Your Beauty Label Decoder
Wouldn't it be great if the health and beauty products we know and love came with a nutrition facts-like label or even a glossary of ingredients? Since they don't, this guide can help.
While at least one government agency—the U.S. Food and Drug Administration (FDA)—does regulate ingredients in certain products, there are no hard-and-fast rules about claims on non-food labels. So in the absence of that official information, check out our beauty label decoder, designed to help make you a more informed beauty consumer.
Botanicals: Natural ingredients, such as fruits and plants, that are added to personal care products.
Cosmeceutical: A cosmetic product that has drug-like benefits. The American Academy of Dermatology classifies ingredients such as hydroxy acids and retinoids as cosmeceuticals. This is because a product containing these ingredients can be used topically to improve the appearance of your skin in ways similar to a product prescribed by a doctor.
Dermatologist tested: Testing can vary widely. A dermatologist may have given the product to her staff members to try, or she may have conducted a legitimate, controlled trial. The package insert may elaborate on the extent of the testing.
Fragrance free: The claim usually means that no scents were added. Don't be surprised, though, if a fragrance-free product has an aroma. What you smell is the natural odor of the ingredients used to formulate the product, such as lavender (for its antiseptic properties) and grapefruit seed (a natural preservative). Products labeled unscented, on the other hand, do contain low levels—less than 1 percent—of added fragrance, called masking agents, to cover up the sometimes unpleasant natural odor of raw materials.
Hypoallergenic: The term is supposed to mean that a product likely will not cause an allergic reaction. However, since the FDA does not regulate how cosmetic companies use this term, consumers should take this claim on any package with a grain of salt—or an antihistamine, just in case.
Natural: A term manufacturers may use to make it sound as if their product does not contain chemicals. In fact, natural has no official meaning as far as the FDA is concerned (see organic).

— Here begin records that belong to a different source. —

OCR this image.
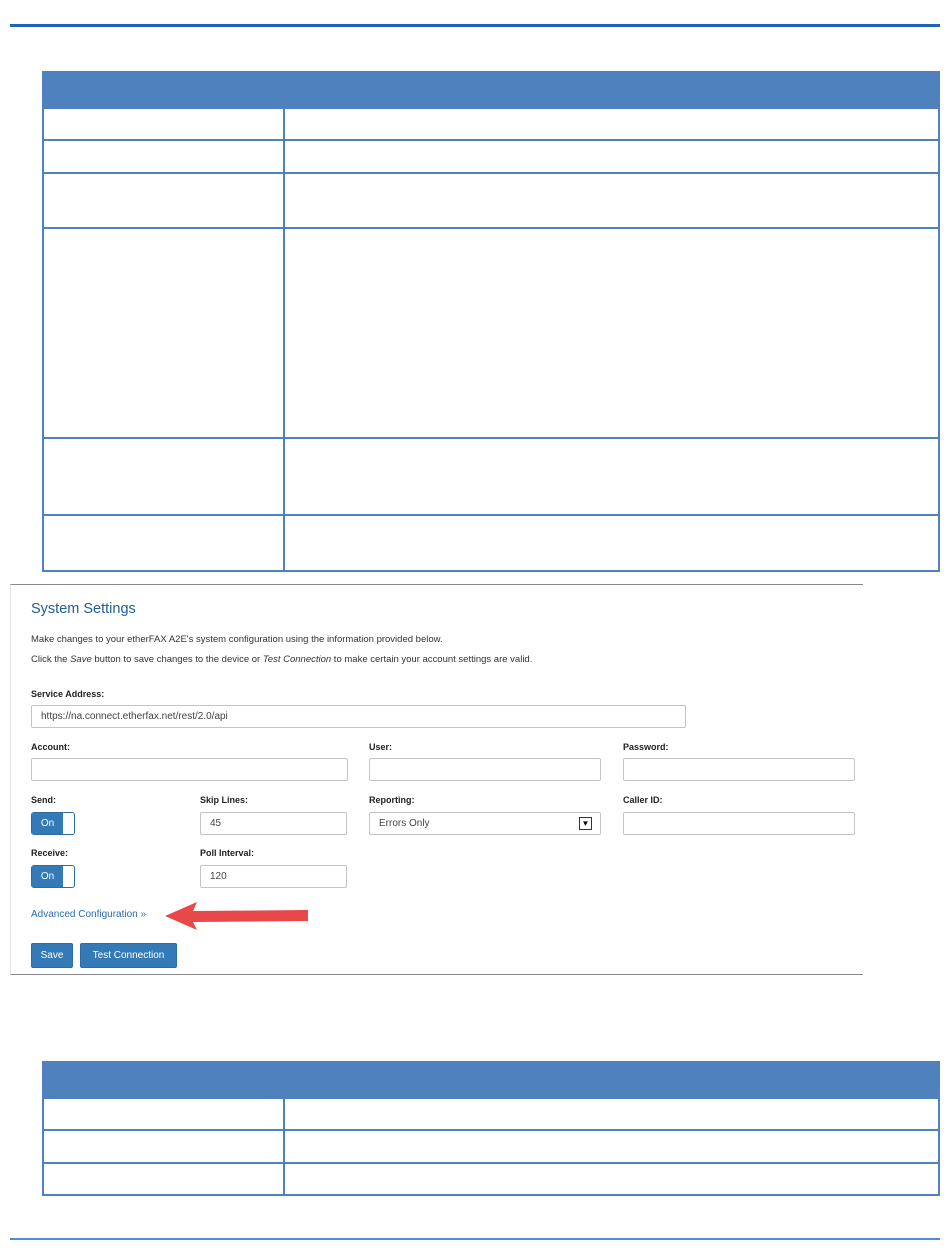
System Settings
Make changes to your etherFAX A2E's system configuration using the information provided below.
Click the Save button to save changes to the device or Test Connection to make certain your account settings are valid.
Service Address:
https://na.connect.etherfax.net/rest/2.0/api
Account:	User:	Password:
Send:
On
Skip Lines:
45
Reporting:
Errors Only	▼
Caller ID:
Receive:
On
Poll Interval:
120
Advanced Configuration »
Save	Test Connection
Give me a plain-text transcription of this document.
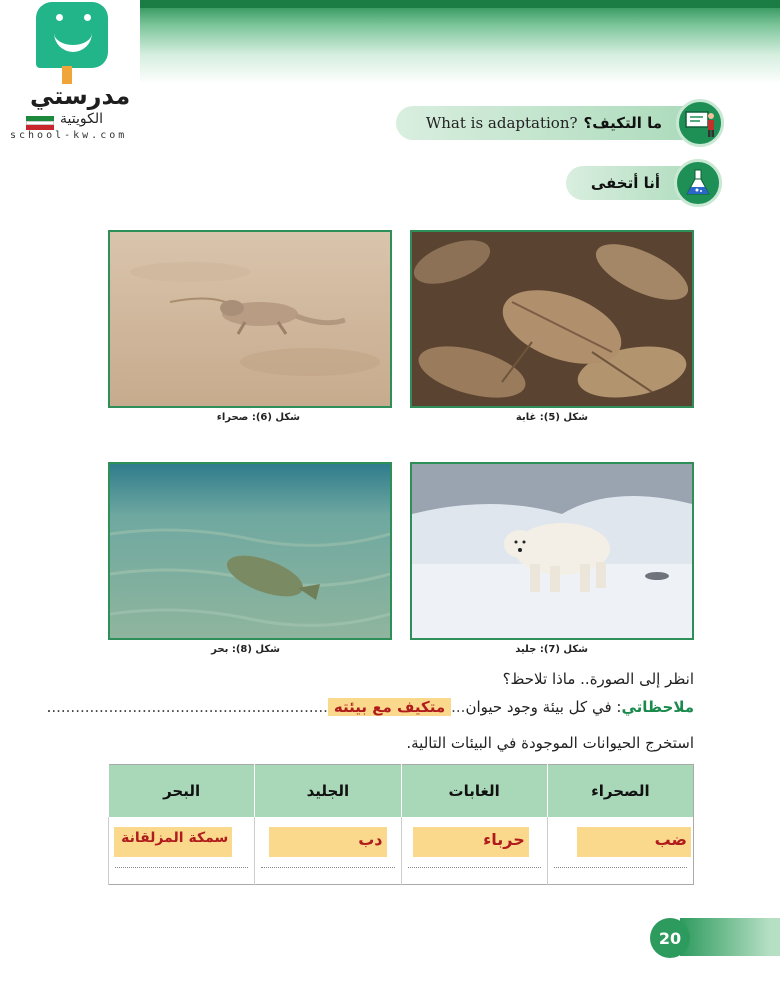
مدرستي
الكويتية
school-kw.com
ما التكيف؟
What is adaptation?
أنا أتخفى
شكل (6): صحراء	شكل (5): غابة
شكل (8): بحر	شكل (7): جليد
انظر إلى الصورة.. ماذا تلاحظ؟
ملاحظاتي: في كل بيئة وجود حيوان...متكيف مع بيئته...........................................................
استخرج الحيوانات الموجودة في البيئات التالية.
الصحراء	الغابات	الجليد	البحر

ضب	حرباء	دب	سمكة المزلقانة
20
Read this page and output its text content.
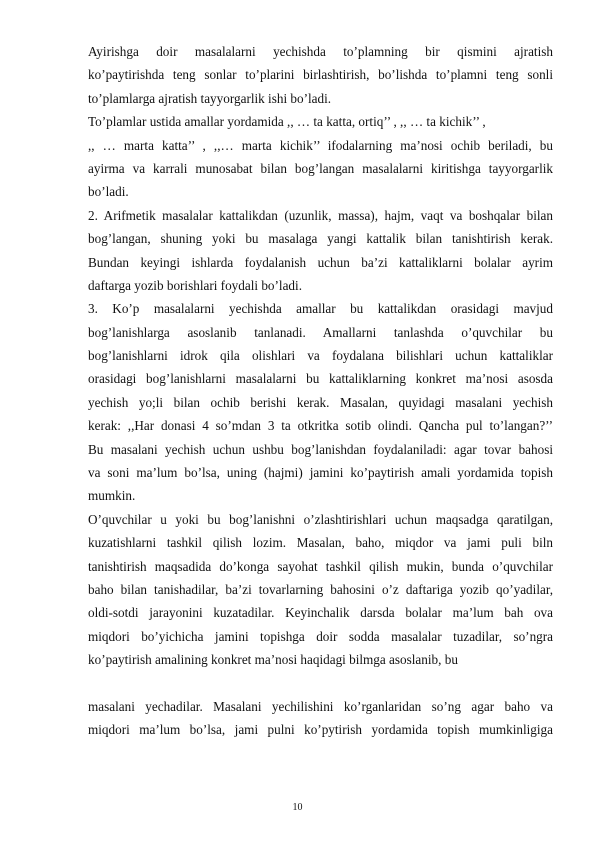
Ayirishga doir masalalarni yechishda to’plamning bir qismini ajratish
ko’paytirishda teng sonlar to’plarini birlashtirish, bo’lishda to’plamni teng sonli
to’plamlarga ajratish tayyorgarlik ishi bo’ladi.
To’plamlar ustida amallar yordamida ,, … ta katta, ortiq’’ , ,, … ta kichik’’ ,
,, … marta katta’’ , ,,… marta kichik’’ ifodalarning ma’nosi ochib beriladi, bu
ayirma va karrali munosabat bilan bog’langan masalalarni kiritishga tayyorgarlik
bo’ladi.
2. Arifmetik masalalar kattalikdan (uzunlik, massa), hajm, vaqt va boshqalar bilan
bog’langan, shuning yoki bu masalaga yangi kattalik bilan tanishtirish kerak.
Bundan keyingi ishlarda foydalanish uchun ba’zi kattaliklarni bolalar ayrim
daftarga yozib borishlari foydali bo’ladi.
3. Ko’p masalalarni yechishda amallar bu kattalikdan orasidagi mavjud
bog’lanishlarga asoslanib tanlanadi. Amallarni tanlashda o’quvchilar bu
bog’lanishlarni idrok qila olishlari va foydalana bilishlari uchun kattaliklar
orasidagi bog’lanishlarni masalalarni bu kattaliklarning konkret ma’nosi asosda
yechish yo;li bilan ochib berishi kerak. Masalan, quyidagi masalani yechish
kerak: ,,Har donasi 4 so’mdan 3 ta otkritka sotib olindi. Qancha pul to’langan?’’
Bu masalani yechish uchun ushbu bog’lanishdan foydalaniladi: agar tovar bahosi
va soni ma’lum bo’lsa, uning (hajmi) jamini ko’paytirish amali yordamida topish
mumkin.
O’quvchilar u yoki bu bog’lanishni o’zlashtirishlari uchun maqsadga qaratilgan,
kuzatishlarni tashkil qilish lozim. Masalan, baho, miqdor va jami puli biln
tanishtirish maqsadida do’konga sayohat tashkil qilish mukin, bunda o’quvchilar
baho bilan tanishadilar, ba’zi tovarlarning bahosini o’z daftariga yozib qo’yadilar,
oldi-sotdi jarayonini kuzatadilar. Keyinchalik darsda bolalar ma’lum bah ova
miqdori bo’yichicha jamini topishga doir sodda masalalar tuzadilar, so’ngra
ko’paytirish amalining konkret ma’nosi haqidagi bilmga asoslanib, bu
masalani yechadilar. Masalani yechilishini ko’rganlaridan so’ng agar baho va
miqdori ma’lum bo’lsa, jami pulni ko’pytirish yordamida topish mumkinligiga
10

Noncomedogenic: Any product labeled with this term is not supposed to clog pores, or cause blackheads or whiteheads. But sometimes the pore-plugging powers of ingredients are evaluated by applying them to a rabbit's ear—a test that's far from foolproof, given that our skin is very different from a rabbit's. More reputable companies always test final products—not just individual ingredients—for comedogenicity in controlled trials. Even with the claim, there's always a chance that a product will cause you to break out; if that happens, switch to another.
Oil free: Oil-free products don't contain ingredients—such as mineral oil or plant oils—classified by the Cosmetic, Toiletry, and Fragrance Association as oils. But they might still include oil-like emollients—such as silicones, waxes, and vegetable fats—that can trigger outbreaks in susceptible people. It's virtually impossible to formulate cosmetics without oil-like ingredients; they're often used to give products a silky feel or to bind ingredients together. So if your skin is acne-prone, it's wiser to choose a noncomedogenic product over one labeled oil free.
Organic: The USDA allows companies to identify a beauty product as organic—and to say so on its label—as long as it includes an "agricultural" ingredient, such as herbs, and falls under one of these three headings:
- 100 percent organic: product must include only organically produced ingredients
- Organic: 95 percent of the ingredients must qualify as organic
- Contains organic ingredients: at least 70 percent of its ingredients are organic
Now go find the best products for you!